Uncle Uber's Has Deep Ellum's Best Sandwich, and is Poised To Dominate Dallas

Uncle Uber's Has Deep Ellum's Best Sandwich, and is Poised To Dominate Dallas

Comments come in many forms, and this one fluttered in on a twitter stream. Within a day of the sort-of-soft opening, the foodnicks were chattering about Deep Ellum's new sandwich shop, Uncle Uber's (2713 Commerce St.). Twitter user @imccanntx laid down the gauntlet shortly after we posted a quick look on City of Ate:

I'd like to hear @scottreitz's take on the Uncle Uber "sammich" bread. Looks good, and good for @deepbusiness:

@imccanntx had obviously read my previous rant on Dallas' abysmal sandwich scene, and wanted to see how Uber's loaves stacked up.

It took me a week to get down there, but I visited for lunch today, and I have to say, based on two sandwiches and some decent fries, the 'hood that used to host Dallas' bustling jazz scene now has itself a decent sandwich shop.

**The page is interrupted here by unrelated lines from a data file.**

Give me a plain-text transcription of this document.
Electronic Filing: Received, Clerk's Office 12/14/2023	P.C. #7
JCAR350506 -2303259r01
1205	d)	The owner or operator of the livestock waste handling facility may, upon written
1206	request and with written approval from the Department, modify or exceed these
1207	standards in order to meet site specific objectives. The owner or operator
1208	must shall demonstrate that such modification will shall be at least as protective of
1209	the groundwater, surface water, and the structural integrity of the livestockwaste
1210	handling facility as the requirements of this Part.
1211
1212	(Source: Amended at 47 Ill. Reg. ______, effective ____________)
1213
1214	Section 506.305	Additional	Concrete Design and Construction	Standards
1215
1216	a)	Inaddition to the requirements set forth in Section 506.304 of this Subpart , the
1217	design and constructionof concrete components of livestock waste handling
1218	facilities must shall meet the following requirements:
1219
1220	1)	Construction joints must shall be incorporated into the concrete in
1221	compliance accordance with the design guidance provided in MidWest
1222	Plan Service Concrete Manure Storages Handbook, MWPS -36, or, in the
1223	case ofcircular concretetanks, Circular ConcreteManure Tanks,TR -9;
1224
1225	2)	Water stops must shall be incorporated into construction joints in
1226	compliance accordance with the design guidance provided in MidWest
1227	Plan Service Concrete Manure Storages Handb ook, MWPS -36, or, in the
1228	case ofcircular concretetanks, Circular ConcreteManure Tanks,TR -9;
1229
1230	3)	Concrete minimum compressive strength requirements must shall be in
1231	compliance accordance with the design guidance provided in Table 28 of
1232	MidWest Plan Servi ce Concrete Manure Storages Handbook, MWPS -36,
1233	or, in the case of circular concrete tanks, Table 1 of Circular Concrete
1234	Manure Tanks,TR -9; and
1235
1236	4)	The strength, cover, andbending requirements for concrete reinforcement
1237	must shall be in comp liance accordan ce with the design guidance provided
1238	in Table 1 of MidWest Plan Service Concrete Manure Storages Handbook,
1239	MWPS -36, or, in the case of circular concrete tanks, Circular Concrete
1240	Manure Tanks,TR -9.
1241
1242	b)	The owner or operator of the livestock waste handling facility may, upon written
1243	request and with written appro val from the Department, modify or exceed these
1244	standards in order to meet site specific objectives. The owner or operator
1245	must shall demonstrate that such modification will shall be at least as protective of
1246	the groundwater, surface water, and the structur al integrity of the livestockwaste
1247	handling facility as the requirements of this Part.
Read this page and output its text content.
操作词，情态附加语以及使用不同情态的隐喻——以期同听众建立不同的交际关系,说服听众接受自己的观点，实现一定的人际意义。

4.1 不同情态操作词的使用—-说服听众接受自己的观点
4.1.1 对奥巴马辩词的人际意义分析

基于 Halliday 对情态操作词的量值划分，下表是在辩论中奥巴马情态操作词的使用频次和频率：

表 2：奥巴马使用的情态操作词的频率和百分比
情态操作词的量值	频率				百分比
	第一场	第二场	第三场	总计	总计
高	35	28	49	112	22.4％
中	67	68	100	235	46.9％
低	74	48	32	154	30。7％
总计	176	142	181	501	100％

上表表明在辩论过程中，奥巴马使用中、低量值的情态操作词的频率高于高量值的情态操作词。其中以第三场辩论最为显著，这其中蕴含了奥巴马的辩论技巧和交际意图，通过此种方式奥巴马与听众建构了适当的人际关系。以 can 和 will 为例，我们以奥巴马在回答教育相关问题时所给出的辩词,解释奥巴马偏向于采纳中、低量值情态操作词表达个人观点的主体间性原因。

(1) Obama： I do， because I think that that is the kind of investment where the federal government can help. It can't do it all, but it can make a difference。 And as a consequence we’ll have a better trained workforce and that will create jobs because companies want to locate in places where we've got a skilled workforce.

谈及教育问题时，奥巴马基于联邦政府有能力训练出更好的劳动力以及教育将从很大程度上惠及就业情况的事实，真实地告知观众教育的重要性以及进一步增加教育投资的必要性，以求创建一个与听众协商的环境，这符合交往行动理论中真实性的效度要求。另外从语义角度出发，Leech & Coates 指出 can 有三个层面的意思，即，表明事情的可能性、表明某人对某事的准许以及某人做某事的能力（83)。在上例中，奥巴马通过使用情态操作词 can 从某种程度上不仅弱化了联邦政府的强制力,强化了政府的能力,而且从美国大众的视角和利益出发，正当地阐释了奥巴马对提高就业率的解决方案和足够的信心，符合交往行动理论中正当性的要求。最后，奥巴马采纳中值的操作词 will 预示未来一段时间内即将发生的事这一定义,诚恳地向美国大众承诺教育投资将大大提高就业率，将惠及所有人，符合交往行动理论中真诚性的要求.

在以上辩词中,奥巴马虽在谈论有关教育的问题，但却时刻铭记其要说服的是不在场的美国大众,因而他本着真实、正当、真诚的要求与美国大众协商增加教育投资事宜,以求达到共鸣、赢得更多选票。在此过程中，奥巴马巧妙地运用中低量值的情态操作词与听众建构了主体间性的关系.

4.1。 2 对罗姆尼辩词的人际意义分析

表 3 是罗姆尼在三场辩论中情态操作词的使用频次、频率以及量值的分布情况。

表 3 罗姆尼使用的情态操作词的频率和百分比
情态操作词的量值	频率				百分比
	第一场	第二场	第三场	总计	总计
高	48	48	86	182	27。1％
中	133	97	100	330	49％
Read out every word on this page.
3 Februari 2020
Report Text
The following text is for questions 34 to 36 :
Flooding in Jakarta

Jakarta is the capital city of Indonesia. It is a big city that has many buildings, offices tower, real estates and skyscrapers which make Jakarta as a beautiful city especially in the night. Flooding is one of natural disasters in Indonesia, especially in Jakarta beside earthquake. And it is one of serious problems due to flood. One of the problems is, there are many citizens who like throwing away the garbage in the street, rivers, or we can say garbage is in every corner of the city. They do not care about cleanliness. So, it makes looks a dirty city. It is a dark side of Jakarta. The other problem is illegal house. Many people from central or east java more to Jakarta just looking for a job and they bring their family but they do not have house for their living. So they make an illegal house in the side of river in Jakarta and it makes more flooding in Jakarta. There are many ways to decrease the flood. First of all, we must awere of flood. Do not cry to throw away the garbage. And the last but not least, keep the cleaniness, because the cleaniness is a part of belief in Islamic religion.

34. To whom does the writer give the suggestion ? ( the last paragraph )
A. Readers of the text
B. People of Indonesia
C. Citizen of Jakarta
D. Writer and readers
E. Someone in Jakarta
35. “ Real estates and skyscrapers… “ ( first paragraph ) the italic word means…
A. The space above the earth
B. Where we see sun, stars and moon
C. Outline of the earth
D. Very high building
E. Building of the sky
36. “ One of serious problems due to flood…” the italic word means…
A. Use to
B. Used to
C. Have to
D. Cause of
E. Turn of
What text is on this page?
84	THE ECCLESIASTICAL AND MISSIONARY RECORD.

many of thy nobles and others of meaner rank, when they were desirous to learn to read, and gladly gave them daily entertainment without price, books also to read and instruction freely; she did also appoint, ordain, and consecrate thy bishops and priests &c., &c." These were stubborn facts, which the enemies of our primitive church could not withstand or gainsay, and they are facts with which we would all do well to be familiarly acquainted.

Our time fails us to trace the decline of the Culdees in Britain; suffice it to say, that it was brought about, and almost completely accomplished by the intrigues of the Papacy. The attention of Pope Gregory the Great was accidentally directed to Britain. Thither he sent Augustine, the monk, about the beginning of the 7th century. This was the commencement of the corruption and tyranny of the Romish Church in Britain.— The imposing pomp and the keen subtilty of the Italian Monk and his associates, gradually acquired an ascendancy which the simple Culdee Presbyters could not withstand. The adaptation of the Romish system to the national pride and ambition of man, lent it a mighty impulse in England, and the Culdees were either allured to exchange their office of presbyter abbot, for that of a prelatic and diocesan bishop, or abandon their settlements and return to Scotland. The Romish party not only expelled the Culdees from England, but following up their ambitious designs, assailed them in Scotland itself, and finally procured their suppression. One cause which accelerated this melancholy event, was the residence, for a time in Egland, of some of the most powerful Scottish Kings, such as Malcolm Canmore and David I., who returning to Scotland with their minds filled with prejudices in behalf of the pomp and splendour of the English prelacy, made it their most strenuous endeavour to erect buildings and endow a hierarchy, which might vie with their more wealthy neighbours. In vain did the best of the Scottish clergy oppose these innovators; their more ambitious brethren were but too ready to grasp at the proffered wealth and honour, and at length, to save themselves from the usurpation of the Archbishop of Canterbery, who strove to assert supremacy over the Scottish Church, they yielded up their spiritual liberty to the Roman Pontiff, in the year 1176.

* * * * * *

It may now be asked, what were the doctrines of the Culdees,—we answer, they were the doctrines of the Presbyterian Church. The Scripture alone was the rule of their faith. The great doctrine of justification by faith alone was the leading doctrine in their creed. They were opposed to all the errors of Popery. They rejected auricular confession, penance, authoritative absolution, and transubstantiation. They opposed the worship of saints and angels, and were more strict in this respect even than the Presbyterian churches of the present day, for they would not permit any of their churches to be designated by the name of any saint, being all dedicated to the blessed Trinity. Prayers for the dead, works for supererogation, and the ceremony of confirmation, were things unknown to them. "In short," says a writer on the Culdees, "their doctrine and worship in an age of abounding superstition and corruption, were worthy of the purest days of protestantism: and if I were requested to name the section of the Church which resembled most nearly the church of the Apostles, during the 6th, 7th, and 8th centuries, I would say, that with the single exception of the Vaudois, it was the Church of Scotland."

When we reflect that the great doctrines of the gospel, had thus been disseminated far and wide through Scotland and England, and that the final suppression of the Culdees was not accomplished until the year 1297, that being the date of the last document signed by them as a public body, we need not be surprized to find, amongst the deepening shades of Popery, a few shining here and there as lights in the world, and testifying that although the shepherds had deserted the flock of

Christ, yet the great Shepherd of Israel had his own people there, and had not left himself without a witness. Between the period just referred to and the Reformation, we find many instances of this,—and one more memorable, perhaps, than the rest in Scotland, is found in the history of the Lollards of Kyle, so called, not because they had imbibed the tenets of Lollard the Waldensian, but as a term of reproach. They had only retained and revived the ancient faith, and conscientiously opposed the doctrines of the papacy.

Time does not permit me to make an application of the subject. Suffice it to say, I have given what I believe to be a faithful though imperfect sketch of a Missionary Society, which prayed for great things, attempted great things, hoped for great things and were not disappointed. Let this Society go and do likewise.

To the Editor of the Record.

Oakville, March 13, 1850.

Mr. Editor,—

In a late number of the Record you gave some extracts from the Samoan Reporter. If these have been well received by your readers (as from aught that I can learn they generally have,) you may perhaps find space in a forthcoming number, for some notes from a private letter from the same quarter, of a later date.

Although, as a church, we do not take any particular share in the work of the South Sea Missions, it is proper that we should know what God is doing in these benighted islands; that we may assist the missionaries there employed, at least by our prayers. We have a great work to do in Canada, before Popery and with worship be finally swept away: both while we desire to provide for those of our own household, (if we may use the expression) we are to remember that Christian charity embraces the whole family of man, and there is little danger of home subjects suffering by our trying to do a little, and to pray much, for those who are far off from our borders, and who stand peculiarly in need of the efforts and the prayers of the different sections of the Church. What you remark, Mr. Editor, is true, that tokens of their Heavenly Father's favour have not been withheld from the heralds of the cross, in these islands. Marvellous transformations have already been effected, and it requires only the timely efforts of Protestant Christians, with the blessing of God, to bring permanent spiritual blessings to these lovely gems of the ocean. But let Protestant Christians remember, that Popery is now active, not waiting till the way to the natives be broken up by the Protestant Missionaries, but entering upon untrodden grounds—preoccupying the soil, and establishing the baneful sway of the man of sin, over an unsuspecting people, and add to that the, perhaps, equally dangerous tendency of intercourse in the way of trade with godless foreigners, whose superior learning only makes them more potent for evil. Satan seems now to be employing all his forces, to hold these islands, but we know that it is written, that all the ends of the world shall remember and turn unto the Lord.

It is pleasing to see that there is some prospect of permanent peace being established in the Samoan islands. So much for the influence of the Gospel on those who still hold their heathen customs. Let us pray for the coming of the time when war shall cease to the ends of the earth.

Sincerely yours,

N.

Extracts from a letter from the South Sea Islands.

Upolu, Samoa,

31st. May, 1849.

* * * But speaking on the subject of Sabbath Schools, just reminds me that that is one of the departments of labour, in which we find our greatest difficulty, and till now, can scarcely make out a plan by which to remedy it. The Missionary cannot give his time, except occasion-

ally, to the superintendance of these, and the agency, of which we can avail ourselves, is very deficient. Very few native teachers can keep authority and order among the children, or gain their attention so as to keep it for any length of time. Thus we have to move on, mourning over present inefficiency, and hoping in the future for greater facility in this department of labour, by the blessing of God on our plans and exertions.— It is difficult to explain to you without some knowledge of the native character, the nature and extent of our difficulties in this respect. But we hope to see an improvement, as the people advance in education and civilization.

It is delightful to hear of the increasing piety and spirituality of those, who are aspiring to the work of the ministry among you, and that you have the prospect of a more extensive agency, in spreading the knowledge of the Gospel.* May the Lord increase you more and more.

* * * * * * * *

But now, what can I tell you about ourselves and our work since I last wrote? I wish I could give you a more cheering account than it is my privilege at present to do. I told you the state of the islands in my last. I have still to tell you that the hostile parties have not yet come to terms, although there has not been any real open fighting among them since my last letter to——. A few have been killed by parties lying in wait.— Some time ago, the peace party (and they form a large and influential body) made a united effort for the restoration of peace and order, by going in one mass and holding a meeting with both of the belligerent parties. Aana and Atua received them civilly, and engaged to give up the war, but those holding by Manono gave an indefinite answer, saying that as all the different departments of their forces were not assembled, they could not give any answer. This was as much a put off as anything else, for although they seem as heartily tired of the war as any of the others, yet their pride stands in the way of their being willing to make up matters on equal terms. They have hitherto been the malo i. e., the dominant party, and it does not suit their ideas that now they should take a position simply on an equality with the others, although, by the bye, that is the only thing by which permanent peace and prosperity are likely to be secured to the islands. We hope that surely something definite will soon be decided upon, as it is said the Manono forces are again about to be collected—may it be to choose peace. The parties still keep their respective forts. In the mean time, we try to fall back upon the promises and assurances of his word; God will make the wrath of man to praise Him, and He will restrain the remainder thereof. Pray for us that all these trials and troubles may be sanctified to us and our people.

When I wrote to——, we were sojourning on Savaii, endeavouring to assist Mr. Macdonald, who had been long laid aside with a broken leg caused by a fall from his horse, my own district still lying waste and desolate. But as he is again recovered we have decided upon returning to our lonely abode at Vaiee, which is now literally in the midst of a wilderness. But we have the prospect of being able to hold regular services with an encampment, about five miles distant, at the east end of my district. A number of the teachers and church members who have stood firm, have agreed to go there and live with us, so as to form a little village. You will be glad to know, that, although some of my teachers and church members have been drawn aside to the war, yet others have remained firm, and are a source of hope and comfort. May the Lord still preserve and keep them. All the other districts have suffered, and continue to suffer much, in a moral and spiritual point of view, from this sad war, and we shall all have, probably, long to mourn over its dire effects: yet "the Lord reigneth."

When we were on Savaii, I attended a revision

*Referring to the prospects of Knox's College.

The pork sandwich I tried was a little lifeless -- old Uncle Uber should think about a spicy cider vinegar sauce to play off that crunchy slaw. My shaved rib-eye, however, was a solid base hit, pairing juicy, savory meat with funky blue cheese and sweet caramelized onions. I was visibly upset that they didn't offer a cold cut Italian option. If they procured some high quality cold cuts, they'd have a shot at this city's best hoagie.

And about that bread:

Not bad. Uber's is a sturdy roll with a decent crust, but the crustiness isn't quite as intense as it could be. I like when my sandwich leaves a mess in my lap. I asked the girl working the counter where they got their rolls, and an hour or so later I was on the horn with O.J. DeSouza, a third generation baker at Signature Bakery in Dallas.

The DeSouzas hail from Goa, India, of all places, and have been banging out breads in the Big D for the past 33 years. O.J. described working with Uncle Uber's Bryan and Kathy Crelly to develop the custom baked roll. "Crusty Hoagie" was the original request, but the rolls, when split and grilled, had a tendency to separate into two halves -- a major no-no in the sandwich world.

DeSouza reworked things a little and changed the recipe to increase the pliability of the bread. This is the characteristic that's robbed me of the crustiness I still haven't found in Dallas. Still, this is definitely some of the better sandwich bread I've tried since arriving, though I still have to run the banh mi circuit.

I'm not the only one who's noticed Signature Bakery's skills with a deck oven. The Texas State Fair will be featuring their bread for hot dogs hamburgers and other snacks, according to DeSouza. He's also working with some other sandwich shops in town. Could Dallas be on the cusp of a blossoming hoagie culture?